Cistercian College, Roscrea v St Michael’s College – Wednesday, 6 April (Energia Park, KO 2.30pm)

St Michael’s College are climbing the ranks of Bank of Ireland Leinster Schools Junior Cup winners.

The growth in their stature as a powerhouse is often reflected in a remarkable production line of professionals spread through Leinster Rugby and throughout the Irish rugby system.

At the grassroots schools level, they have collected five titles, four since 2002, including two Senior-Junior Cup doubles in 2012 and 2019.

Last week, they went into the semi-final against Blackrock as underdogs, based on what had happened in the previous rounds.
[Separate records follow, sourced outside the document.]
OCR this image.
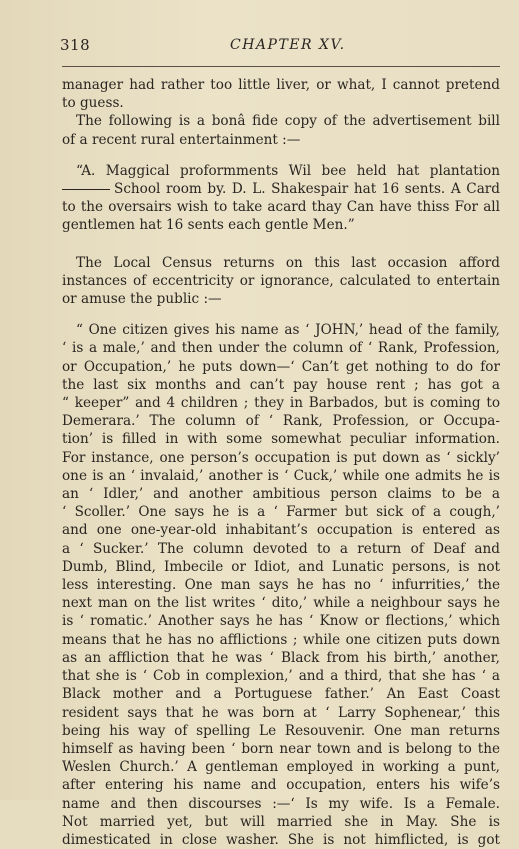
318	CHAPTER XV.

manager had rather too little liver, or what, I cannot pretend
to guess.

The following is a bonâ fide copy of the advertisement bill
of a recent rural entertainment :—

“A. Maggical proformments Wil bee held hat plantation
School room by. D. L. Shakespair hat 16 sents. A Card
to the oversairs wish to take acard thay Can have thiss For all
gentlemen hat 16 sents each gentle Men.”

The Local Census returns on this last occasion afford
instances of eccentricity or ignorance, calculated to entertain
or amuse the public :—

“ One citizen gives his name as ‘ JOHN,’ head of the family,
‘ is a male,’ and then under the column of ‘ Rank, Profession,
or Occupation,’ he puts down—‘ Can’t get nothing to do for
the last six months and can’t pay house rent ; has got a
“ keeper” and 4 children ; they in Barbados, but is coming to
Demerara.’ The column of ‘ Rank, Profession, or Occupa-
tion’ is filled in with some somewhat peculiar information.
For instance, one person’s occupation is put down as ‘ sickly’
one is an ‘ invalaid,’ another is ‘ Cuck,’ while one admits he is
an ‘ Idler,’ and another ambitious person claims to be a
‘ Scoller.’ One says he is a ‘ Farmer but sick of a cough,’
and one one-year-old inhabitant’s occupation is entered as
a ‘ Sucker.’ The column devoted to a return of Deaf and
Dumb, Blind, Imbecile or Idiot, and Lunatic persons, is not
less interesting. One man says he has no ‘ infurrities,’ the
next man on the list writes ‘ dito,’ while a neighbour says he
is ‘ romatic.’ Another says he has ‘ Know or flections,’ which
means that he has no afflictions ; while one citizen puts down
as an affliction that he was ‘ Black from his birth,’ another,
that she is ‘ Cob in complexion,’ and a third, that she has ‘ a
Black mother and a Portuguese father.’ An East Coast
resident says that he was born at ‘ Larry Sophenear,’ this
being his way of spelling Le Resouvenir. One man returns
himself as having been ‘ born near town and is belong to the
Weslen Church.’ A gentleman employed in working a punt,
after entering his name and occupation, enters his wife’s
name and then discourses :—‘ Is my wife. Is a Female.
Not married yet, but will married she in May. She is
dimesticated in close washer. She is not himflicted, is got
However, they probably relied more on the pre-season friendly victory over ‘Rock to put down the foundations for a Herculean 6-3 upset.
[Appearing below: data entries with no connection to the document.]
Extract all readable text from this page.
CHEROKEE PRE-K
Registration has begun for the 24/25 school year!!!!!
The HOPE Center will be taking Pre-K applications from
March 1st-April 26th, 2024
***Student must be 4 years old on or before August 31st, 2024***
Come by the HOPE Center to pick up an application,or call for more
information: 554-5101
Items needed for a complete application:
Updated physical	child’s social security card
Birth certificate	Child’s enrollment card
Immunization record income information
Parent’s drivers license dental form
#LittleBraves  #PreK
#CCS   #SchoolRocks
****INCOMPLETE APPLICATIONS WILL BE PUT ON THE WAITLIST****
Coach Shane O’Brien must have bought into the power of the collective being more than the sum of the parts as St Michael’s defence dominated and centre Ethan Black took the two chances that were enough on the afternoon.

The second-row pairing of Joe Elliott and Eamon Burke is truly the engine room for a feisty front row, led by Duinn Maguire, and a loose forward unit that feasted at the breakdown in the semi-final.

The passing of centres Charlie McConnell and Black is key to the attack.

In contrast, Cistercian College Roscrea has one Junior Cup crown beside their name from 1939 as they bid to follow the example of Newbridge College last year in overcoming the odds.

Coaches Alan Long and Denis Rusu have been assisted by ex-Connacht back row Sean O’Brien, a past-pupil.

What they have is two of the best players in the competition in No 8 Lee Fitzpatrick and outside centre Rob Carney.

In addition, the supporting cast is capable of competing well enough for those two to swing matches with big moments.

There is hope that at least one of second row Reece Daly and flanker Alex Kinsella-Garcia can make it back in time from injury for the big day.

Tighthead Henry Maher, lock Sean Killeen and captain Billy Hayes are well able to carry the fight and the lineout has improved from the first round.

Out the back, scrum-half Fionn Carney is a canny operator and the sheer size of out-half Jack Deegan, inside centre Joe Finn and Carney is reason enough to be optimistic about the outcome.

This is a difficult one to call on the evidence of what has gone before. It could go either way.